2026 NAIDOC Week
NAIDOC Week is celebrated from 5–12 July this year.
National NAIDOC Week celebrates the history, culture, and achievements of Aboriginal and Torres Strait Islander peoples, and is an opportunity to learn about Indigenous cultures and histories and participate in celebrating the oldest, continuous living cultures on earth.
For five decades, NAIDOC Week has celebrated the voices of Aboriginal and Torres Strait Islander communities — steady, unapologetic, and proud. Each year, its themes have called for truth, celebrated culture, honoured resistance and reminded the nation of who the First Peoples of this country are.

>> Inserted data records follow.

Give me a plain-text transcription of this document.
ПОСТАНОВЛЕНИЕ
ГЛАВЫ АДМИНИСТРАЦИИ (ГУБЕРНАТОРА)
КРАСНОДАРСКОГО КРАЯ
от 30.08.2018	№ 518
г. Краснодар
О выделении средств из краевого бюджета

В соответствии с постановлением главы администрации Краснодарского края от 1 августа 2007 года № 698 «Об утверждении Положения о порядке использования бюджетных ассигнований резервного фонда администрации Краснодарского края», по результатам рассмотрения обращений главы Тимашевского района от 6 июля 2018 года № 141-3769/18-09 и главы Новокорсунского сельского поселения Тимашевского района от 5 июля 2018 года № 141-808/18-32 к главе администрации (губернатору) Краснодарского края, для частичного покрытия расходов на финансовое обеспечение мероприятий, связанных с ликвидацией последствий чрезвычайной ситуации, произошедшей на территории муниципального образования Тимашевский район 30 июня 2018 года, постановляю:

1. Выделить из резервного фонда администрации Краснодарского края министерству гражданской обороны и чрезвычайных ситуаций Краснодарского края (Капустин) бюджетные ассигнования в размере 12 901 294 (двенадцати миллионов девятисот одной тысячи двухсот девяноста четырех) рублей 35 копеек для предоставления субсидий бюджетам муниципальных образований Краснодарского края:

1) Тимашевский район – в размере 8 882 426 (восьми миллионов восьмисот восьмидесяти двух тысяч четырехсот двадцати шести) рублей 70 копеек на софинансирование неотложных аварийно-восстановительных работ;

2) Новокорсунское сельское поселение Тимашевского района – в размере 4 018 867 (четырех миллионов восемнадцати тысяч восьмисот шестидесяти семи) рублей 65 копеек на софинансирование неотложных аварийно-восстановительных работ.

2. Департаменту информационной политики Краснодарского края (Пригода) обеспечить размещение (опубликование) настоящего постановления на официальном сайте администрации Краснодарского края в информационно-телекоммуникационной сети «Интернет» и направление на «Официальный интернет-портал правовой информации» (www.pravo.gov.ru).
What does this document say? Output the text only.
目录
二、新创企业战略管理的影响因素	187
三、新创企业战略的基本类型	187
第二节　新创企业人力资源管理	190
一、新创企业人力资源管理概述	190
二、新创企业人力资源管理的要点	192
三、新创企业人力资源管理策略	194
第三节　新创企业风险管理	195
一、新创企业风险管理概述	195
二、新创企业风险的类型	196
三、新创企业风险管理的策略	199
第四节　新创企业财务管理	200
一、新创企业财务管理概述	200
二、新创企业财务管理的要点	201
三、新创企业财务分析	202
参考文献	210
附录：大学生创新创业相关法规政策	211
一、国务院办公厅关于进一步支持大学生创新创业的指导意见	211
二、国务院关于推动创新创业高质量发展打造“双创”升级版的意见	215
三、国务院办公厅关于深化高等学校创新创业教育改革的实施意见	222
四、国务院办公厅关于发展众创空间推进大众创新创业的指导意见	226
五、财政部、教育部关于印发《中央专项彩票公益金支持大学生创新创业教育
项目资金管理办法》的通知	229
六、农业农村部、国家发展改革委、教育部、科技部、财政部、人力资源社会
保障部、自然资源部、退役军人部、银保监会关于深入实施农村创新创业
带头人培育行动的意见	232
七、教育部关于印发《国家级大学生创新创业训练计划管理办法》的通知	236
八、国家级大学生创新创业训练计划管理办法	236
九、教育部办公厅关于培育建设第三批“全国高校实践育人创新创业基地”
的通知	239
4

The 2026 NAIDOC Week theme — Fifty Years of Deadly — is a tribute to the people who built this movement, the Elders who stood firm, the organisers who made space, the artists who turned resistance into expression, and the communities who keep showing up, year after year.
NAIDOC has always been more than a week — it’s a platform, a protest, a celebration, and a statement of survival.
This moment is about looking back at the stories, the marches, the languages, the art, the leadership. At the strength it took to get here. And it’s about the future. The next 50 years. The young ones growing up proud. The return of language. The return to Country. The fight for justice continuing with new tools, new voices, and the same fire.
Fifty Years of Deadly is proof of what’s possible when culture leads and community comes first.
Events and activities
'50 Years of Deadly' NAIDOC Week morning tea, Friday 10 July
Students and Staff in the University community are invited to join us for morning tea, then walk together to the NAIDOC March to celebrate culture, community and connection. This is a chance to come together in community, reflect on the week and celebrate this year’s theme, “50 Years of Deadly,” before joining the march. More information
Join the NAIDOC March, Friday 10 July
The annual Narrm NAIDOC March will take place again this year. The march is expected to depart at 12 noon from the Victorian Aboriginal Health Service (VAHS) in Nicholson Street, Fitzroy. All members of the University of Melbourne community are welcome to join the NAIDOC march.
Explore Billibellary’s Walk
Billibellary’s Walk, is a cultural interpretation of the University’s Parkville campus landscape. It is self-guided and provides a narrative, from an Aboriginal perspective, for participants to explore and imagine the university landscape across time and seasons whilst considering the social and cultural constructions of ‘place’. The Walk is named after the Ngurungaeta, or clan head, of the Wurundjeri people at the time of Melbourne’s settlement. Download the app or the map.
50 Years of Deadly – 2026 NAIDOC booklist
Titles inspired by this year’s theme, available for loan from the University of Melbourne Library. Includes print copies from the Australian Indigenous Knowledges collection, ebooks, and videos of stories being read aloud from Storybox library. Created by the Education liaison librarians at the Giblin Eunson Library. Explore the list
About the 2026 NAIDOC Artwork
Poster title: Paralpi
Artist: Zaachariaha Fielding
Zaachariaha Fielding is a proud Yankunytjatjara man from the APY Lands in South Australia and is widely recognised as one of the country’s leading contemporary First Nations artists and musicians. Known internationally through the acclaimed music duo Electric Fields, his work brings together language, sound, visual storytelling and culture in deeply powerful and contemporary ways.
Paralpi reflects movement, energy and continuity, carrying the stories of Ancestors forward while celebrating the creativity and cultural power of the next generation. Rich in colour and symbolism, the artwork speaks to the enduring strength of Aboriginal and Torres Strait Islander peoples over the past 50 years of NAIDOC and beyond.
Through this work, Zaachariaha honours the resilience of community, the importance of language and identity, and the ongoing cultural renaissance being led by First Nations peoples across the country and across the APY Lands.